At least 12 Turkish Cypriot activists, unionists, intellectuals and journalists have been denied entry to Turkey in recent years on the grounds that they pose a threat to Turkey’s “national security”. Many face trials in absentia in Turkey.
As she became increasingly visible after establishing the Movement for the Resolution of Mixed Marriage Problem (KESCH), studying in Turkey became more stressful and Sude transferred to the University of Nicosia in Cyprus in September last year.
“I am now back in my country, but again as an international student,” she remarks.
Sude is less scared of her safety than getting completely physically confined to Cyprus as a result of the ongoing attacks.
“If I am banned from entering Turkey, this means I can never go out of Cyprus ever again,” she says, since she can currently only travel to Turkey. “Is this incident going to imprison me here? This scares me a lot because I am still in university. I dream of going abroad for further studies and coming back to Cyprus to do much bigger things for all Cypriots. But I don’t know if I will be able to do this after all that’s happening.”
Sude wants to study law after graduating from medical school.
Earlier this week, the government of Cyprus announced a series of unilateral measures for Turkish Cypriots, which includes the intention to start evaluating the suspended citizenship applications of Turkish Cypriot children of mixed marriages.
Sude doesn’t think that it’s a coincidence that the attacks against her came just after the announcement.
“I would like to thank,” the Republic of Cyprus, she says. “This is a small step, but definitely a step in the right direction. This problem cannot be solved overnight. It will have to be solved in stages. They took the first step. This means they heard our voice, and they value it.”

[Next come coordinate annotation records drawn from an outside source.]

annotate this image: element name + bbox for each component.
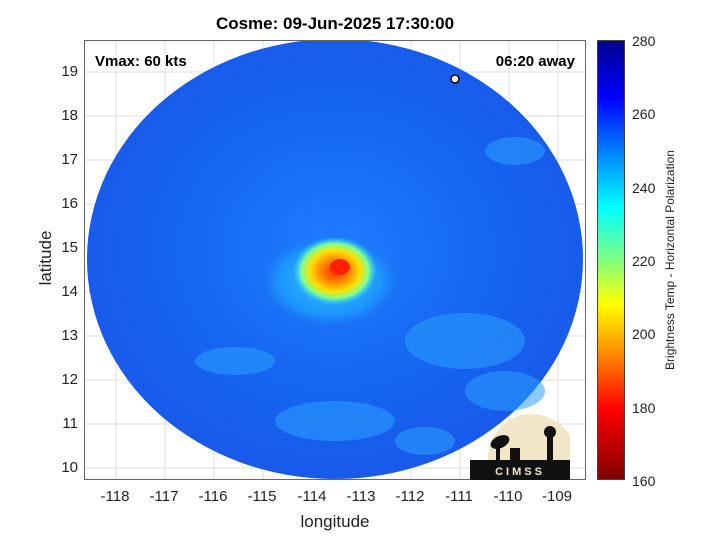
y-tick-label: 14	[61, 283, 78, 300]
cimss-logo: CIMSS	[470, 414, 570, 480]
x-tick-label: -111	[445, 488, 473, 505]
x-axis-label: longitude	[300, 512, 370, 531]
x-tick-label: -118	[100, 488, 130, 505]
time-away-label: 06:20 away	[495, 53, 575, 70]
x-tick-label: -112	[395, 488, 425, 505]
microwave-imagery	[85, 41, 585, 479]
colorbar-tick-label: 280	[632, 33, 656, 49]
y-tick-label: 15	[61, 239, 78, 256]
y-tick-label: 11	[62, 415, 78, 432]
x-tick-label: -113	[346, 488, 376, 505]
colorbar-tick-label: 220	[632, 253, 656, 269]
y-tick-label: 19	[61, 63, 78, 80]
x-tick-label: -117	[149, 488, 179, 505]
x-tick-label: -116	[198, 488, 228, 505]
colorbar-tick-label: 240	[632, 180, 656, 196]
colorbar-tick-label: 160	[632, 473, 656, 489]
colorbar-label: Brightness Temp - Horizontal Polarizatio…	[663, 150, 677, 370]
x-tick-label: -110	[493, 488, 523, 505]
y-tick-label: 13	[61, 327, 78, 344]
y-axis-label: latitude	[36, 230, 55, 286]
vmax-label: Vmax: 60 kts	[95, 53, 187, 70]
cimss-logo-text: CIMSS	[495, 466, 545, 478]
y-tick-label: 18	[61, 107, 78, 124]
colorbar-tick-label: 260	[632, 106, 656, 122]
y-tick-label: 10	[61, 459, 78, 476]
y-tick-label: 16	[61, 195, 78, 212]
y-tick-label: 12	[61, 371, 78, 388]
map-plot-area: Vmax: 60 kts 06:20 away	[84, 40, 586, 480]
colorbar-tick-label: 180	[632, 400, 656, 416]
y-tick-label: 17	[61, 151, 78, 168]
colorbar	[597, 40, 625, 480]
x-tick-label: -115	[247, 488, 277, 505]
x-tick-label: -114	[297, 488, 327, 505]
map-title: Cosme: 09-Jun-2025 17:30:00	[215, 14, 455, 33]
x-tick-label: -109	[541, 488, 573, 505]
colorbar-tick-label: 200	[632, 326, 656, 342]
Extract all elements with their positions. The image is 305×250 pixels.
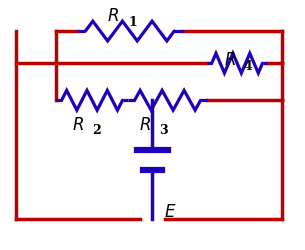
Text: 4: 4	[243, 60, 252, 73]
Text: 2: 2	[92, 124, 101, 137]
Text: $E$: $E$	[164, 204, 177, 221]
Text: 3: 3	[159, 124, 167, 137]
Text: $R$: $R$	[139, 116, 151, 134]
Text: 1: 1	[128, 16, 137, 29]
Text: $R$: $R$	[107, 8, 119, 25]
Text: $R$: $R$	[224, 52, 235, 69]
Text: $R$: $R$	[73, 116, 84, 134]
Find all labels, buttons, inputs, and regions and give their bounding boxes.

Last week, the European parliament’s petitions committee, deliberating on the citizenship rights of children born of mixed marriages, resolved to keep the petition active and decided to reach out to the Cypriot government with a formal request to clarify the intended measures for addressing the issue.
“I am a foreigner in Turkey. I am a foreigner in the Republic of Cyprus,” concludes Sude. “Where do I belong? This emotional turmoil led me to undertake the struggle for children of mixed marriages. And I will continue until it is solved. The Turkish Cypriots had their hopes shattered too many times. I do not want to give up and be another reason why their hopes are shattered one more time.”